Der Aufstellort ist der physische Platz des Speichers — und einer der am meisten unterschätzten Projektfaktoren. Er entscheidet über zulässige Schutzart, Kühlkonzept, Kabelwege, Brandschutzauflagen, Zugänglichkeit für Service und am Ende oft über die Genehmigungsfähigkeit.
Innen- und Außenaufstellung stellen verschiedene Anforderungen: Innen zählen Traglast, Belüftung, Fluchtwege und Brandabschnitte; außen Witterung, IP-Schutzart, Fundament, Sonneneinstrahlung und Anfahrschutz.

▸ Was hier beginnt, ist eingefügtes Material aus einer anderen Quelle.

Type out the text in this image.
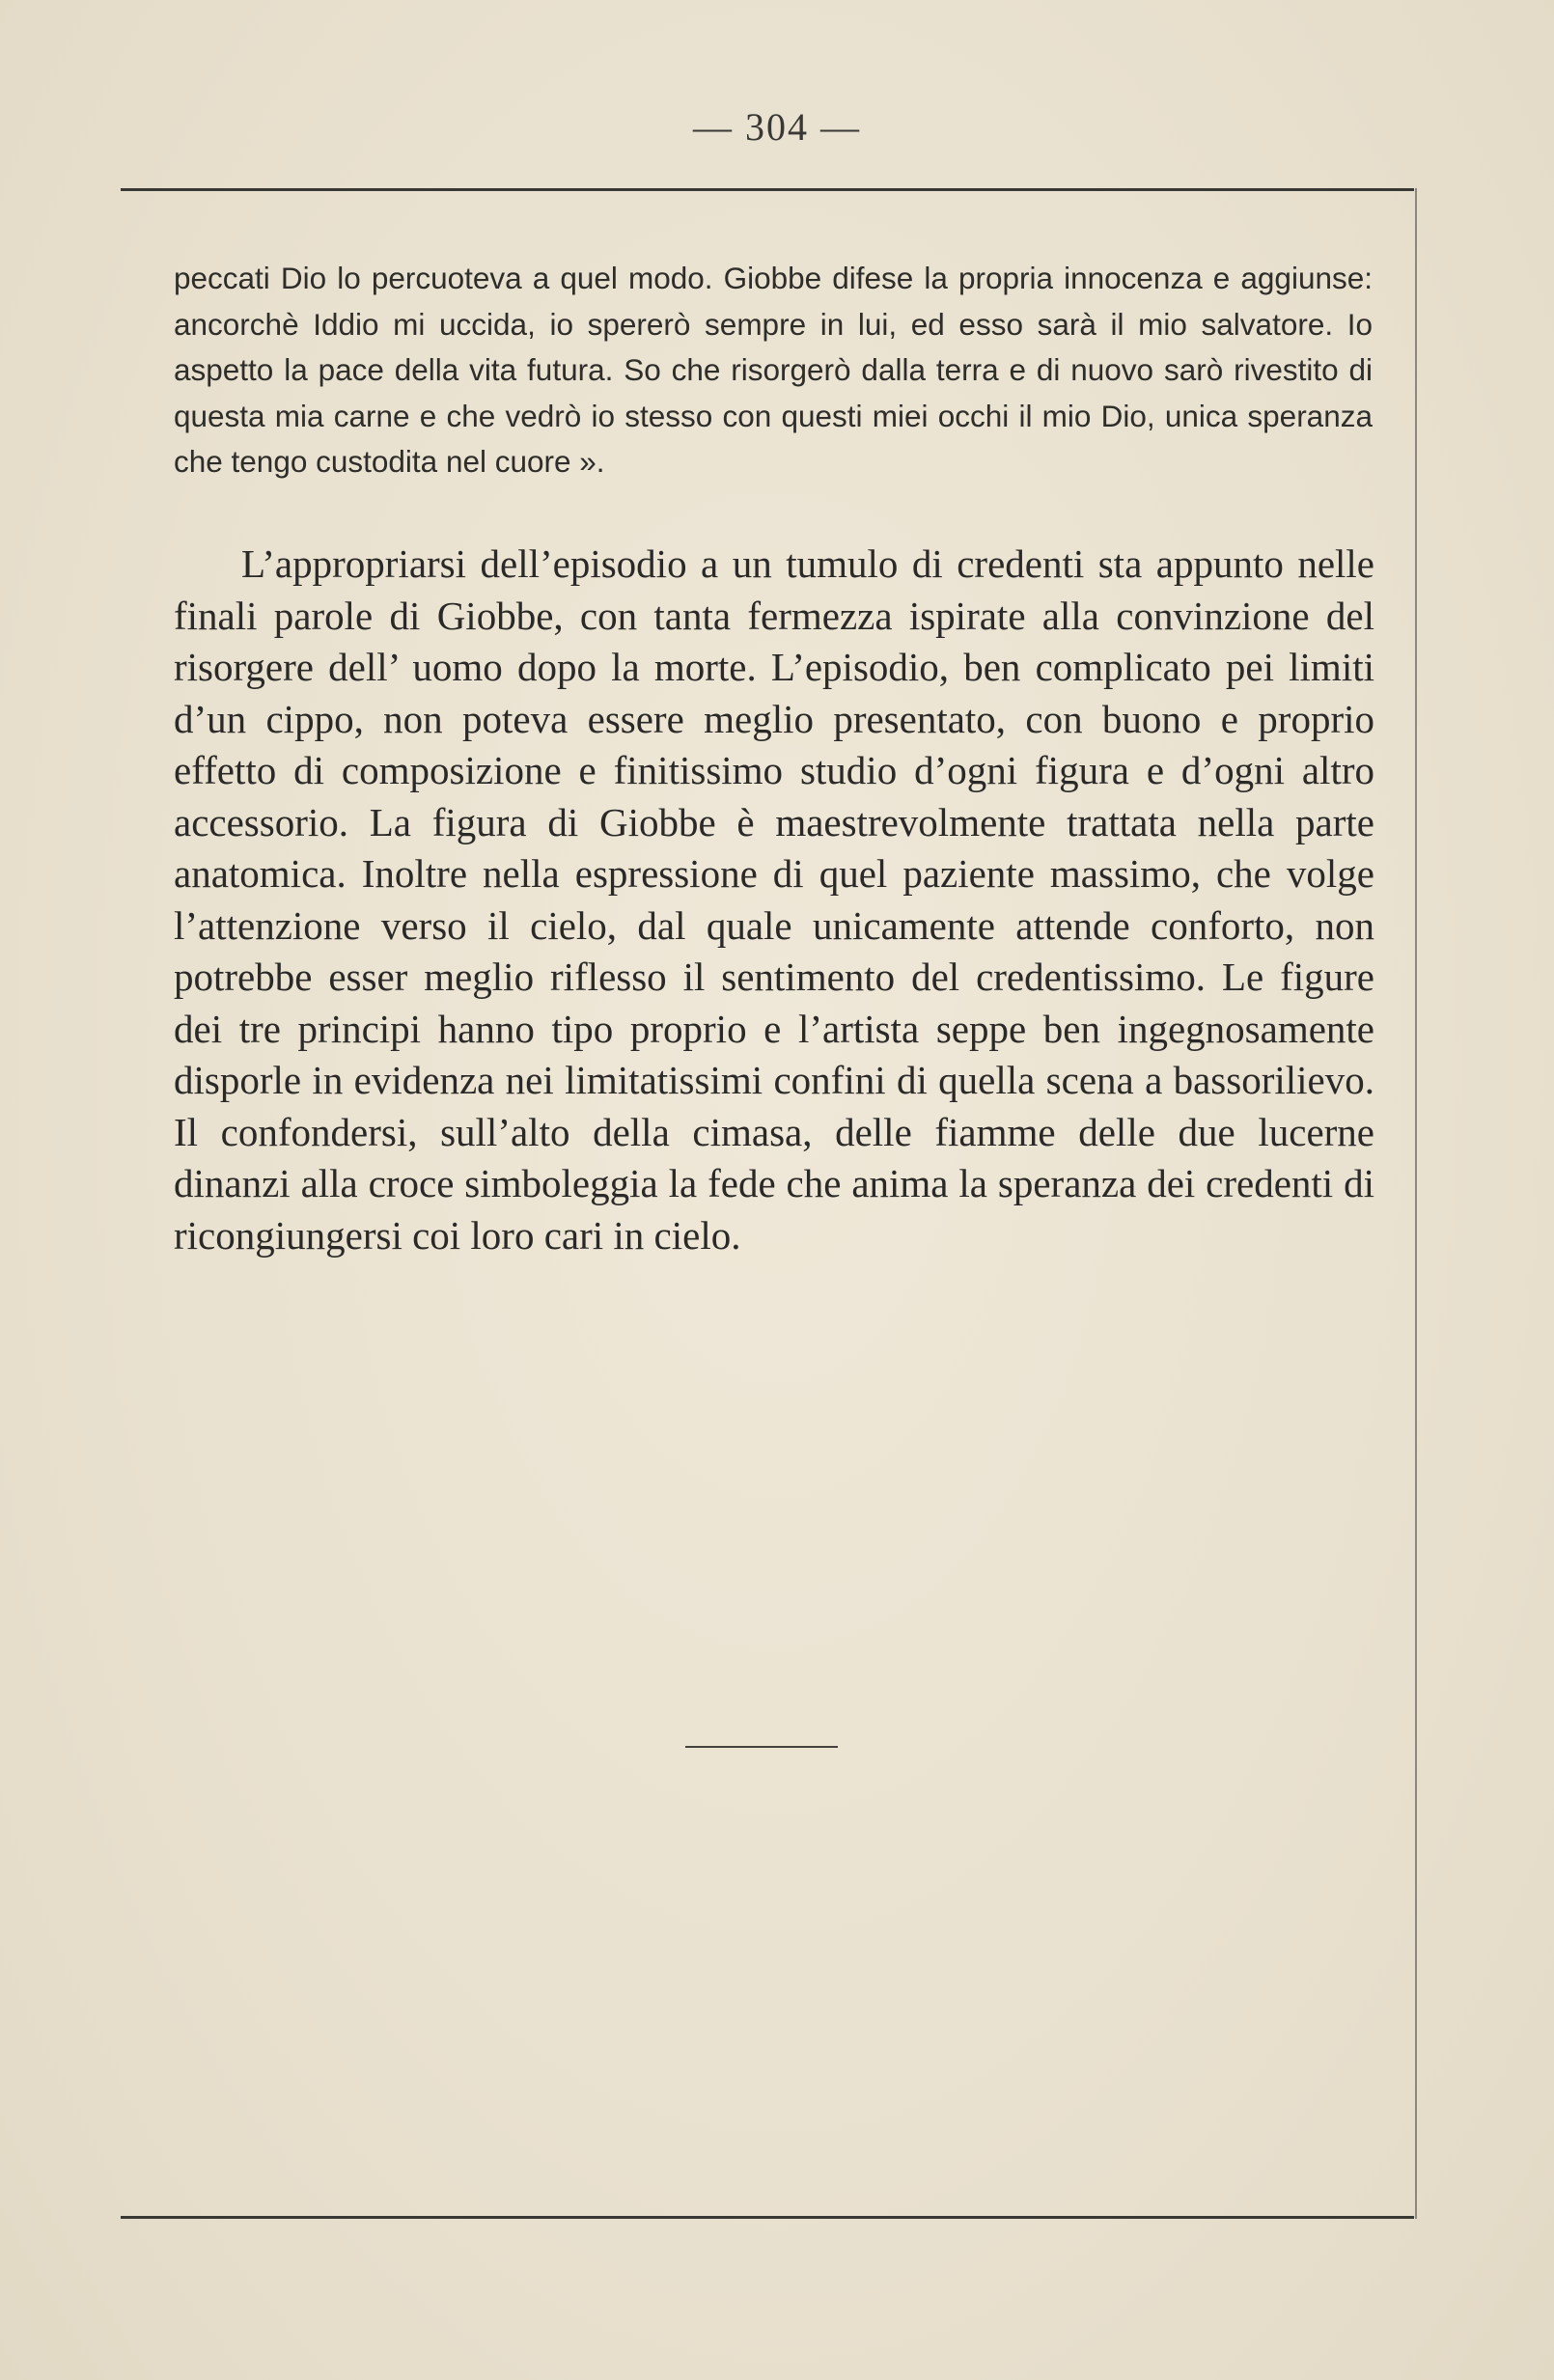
— 304 —

peccati Dio lo percuoteva a quel modo. Giobbe difese la propria innocenza e aggiunse: ancorchè Iddio mi uccida, io spererò sempre in lui, ed esso sarà il mio salvatore. Io aspetto la pace della vita futura. So che risorgerò dalla terra e di nuovo sarò rivestito di questa mia carne e che vedrò io stesso con questi miei occhi il mio Dio, unica speranza che tengo custodita nel cuore ».

L’appropriarsi dell’episodio a un tumulo di credenti sta appunto nelle finali parole di Giobbe, con tanta fermezza ispirate alla convinzione del risorgere dell’ uomo dopo la morte. L’episodio, ben complicato pei limiti d’un cippo, non poteva essere meglio presentato, con buono e proprio effetto di composizione e finitissimo studio d’ogni figura e d’ogni altro accessorio. La figura di Giobbe è maestrevolmente trattata nella parte anatomica. Inoltre nella espressione di quel paziente massimo, che volge l’attenzione verso il cielo, dal quale unicamente attende conforto, non potrebbe esser meglio riflesso il sentimento del credentissimo. Le figure dei tre principi hanno tipo proprio e l’artista seppe ben ingegnosamente disporle in evidenza nei limitatissimi confini di quella scena a bassorilievo. Il confondersi, sull’alto della cimasa, delle fiamme delle due lucerne dinanzi alla croce simboleggia la fede che anima la speranza dei credenti di ricongiungersi coi loro cari in cielo.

Worauf es in der Praxis ankommt
- Distanz zur Niederspannungshauptverteilung: Kabelwege kosten Geld und Verluste
- Brandschutz: Abstände zu Gebäuden, Rettungswege, Feuerwehrzugang
- Fundament und Ebenheit nach Herstellervorgabe
- Zukunft mitdenken: Platz für Erweiterungsschränke reservieren
Praxisbeispiel
Ein Betrieb plante den Speicher in die Lagerhalle. Die Prüfung ergab: Brandabschnitt und Versicherungsauflagen hätten teure Umbauten verlangt. Die Außenaufstellung an der Hallenrückwand — IP54, kurzer Kabelweg, freier Feuerwehrzugang — war schneller und günstiger.
Speichercampus-Einordnung
Speichercampus klärt den Aufstellort früh mit Fotos und Lageplan im Projektprüfungsformular — bevor die Systemwahl Fakten schafft, die der Standort nicht hergibt.